The crescia con prosciutto e rucola is the Urbino layered flatbread put to its most restrained use: split warm, laid with prosciutto crudo, scattered with rocket, and closed. The crescia itself is the flaky, peppery, lard-worked griddle bread of the Marche, cooked on the flat testo stone until its internal sheets puff apart. This version asks almost nothing else of it. Two ingredients go inside, and the discipline is to keep it to two, because the bread is already doing the work of texture and seasoning and a third addition would only muddy a clean idea.
The craft is sequence and heat. The crescia is split while it still holds enough warmth to slacken the fat of the prosciutto without cooking it, so the cured meat goes soft and pliant against the leaves of the bread rather than sitting on it as a cold slab. The prosciutto is laid in loose folds so air gets through and it does not read as a dense layer. The rocket goes in last and undressed: its pepper and faint bitterness are the only counter the sandwich needs against the salt of the meat and the fat in the dough, and dressing it would flood a bread whose flaky structure depends on staying dry. The pepper already in the crescia meets the pepper in the leaf, and that is the whole balance.
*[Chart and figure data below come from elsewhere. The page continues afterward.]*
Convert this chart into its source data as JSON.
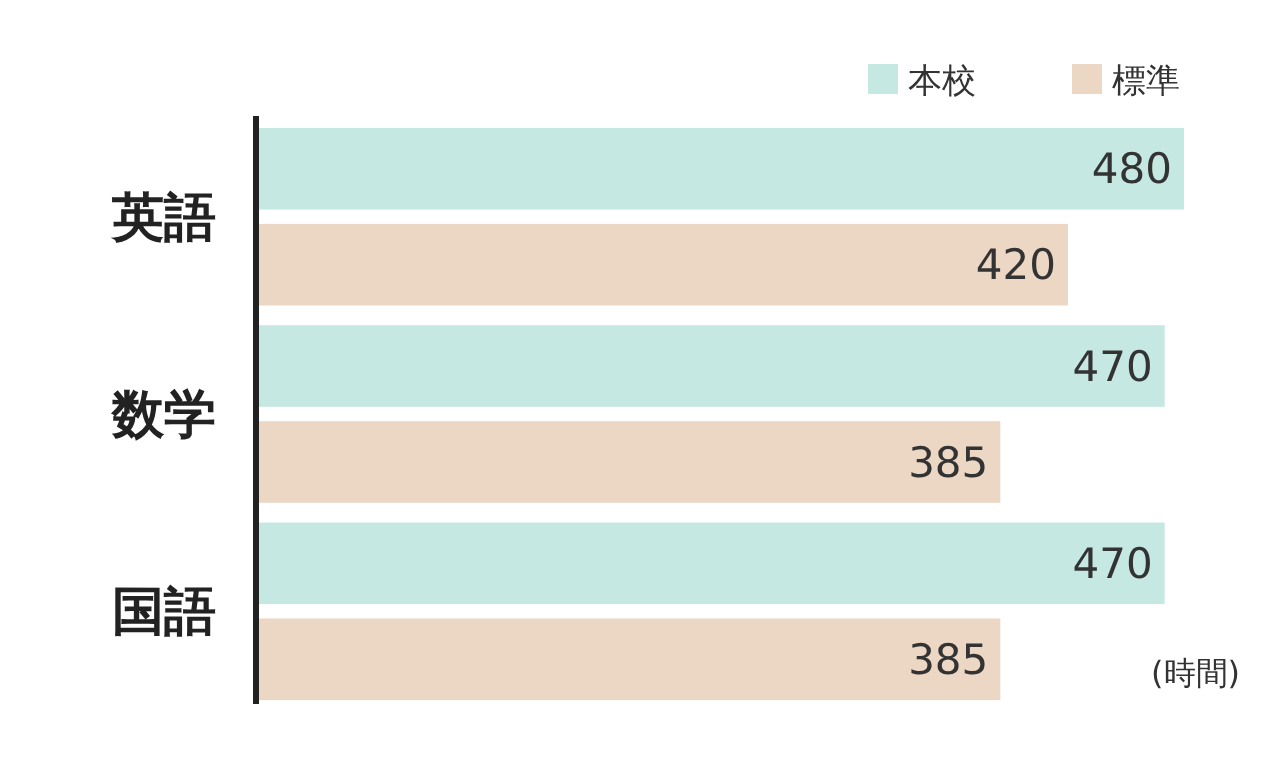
{
  "chart_data": {
    "type": "bar",
    "orientation": "horizontal",
    "categories": [
      "英語",
      "数学",
      "国語"
    ],
    "series": [
      {
        "name": "本校",
        "color": "#c6e8e2",
        "values": [
          480,
          470,
          470
        ]
      },
      {
        "name": "標準",
        "color": "#ecd6c4",
        "values": [
          420,
          385,
          385
        ]
      }
    ],
    "data_labels": true,
    "legend": "top right",
    "tick_labels": "y",
    "annotations": [
      "(時間)"
    ]
  }
}
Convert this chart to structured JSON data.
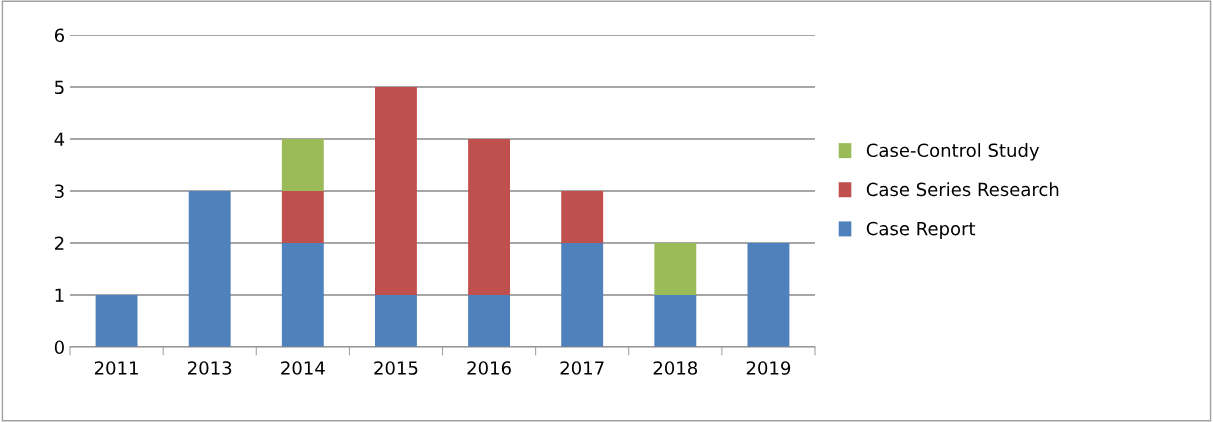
{
  "chart_data": {
    "type": "bar",
    "stacked": true,
    "categories": [
      "2011",
      "2013",
      "2014",
      "2015",
      "2016",
      "2017",
      "2018",
      "2019"
    ],
    "series": [
      {
        "name": "Case Report",
        "color": "#4f81bd",
        "values": [
          1,
          3,
          2,
          1,
          1,
          2,
          1,
          2
        ]
      },
      {
        "name": "Case Series Research",
        "color": "#c0504d",
        "values": [
          0,
          0,
          1,
          4,
          3,
          1,
          0,
          0
        ]
      },
      {
        "name": "Case-Control Study",
        "color": "#9bbb59",
        "values": [
          0,
          0,
          1,
          0,
          0,
          0,
          1,
          0
        ]
      }
    ],
    "ylim": [
      0,
      6
    ],
    "yticks": [
      0,
      1,
      2,
      3,
      4,
      5,
      6
    ],
    "grid": "y",
    "legend": "right"
  }
}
This is one filling on a bread that takes many, and the rest belong to their own pages. The same layered round split around sausage and wilted spinach is the Crescia con Salsiccia e Spinaci; the bread itself, considered as the achievement it is, is the Crescia Sfogliata. Those are the same Urbino flatbread met by different fillings, and each deserves its own article rather than being crowded in here.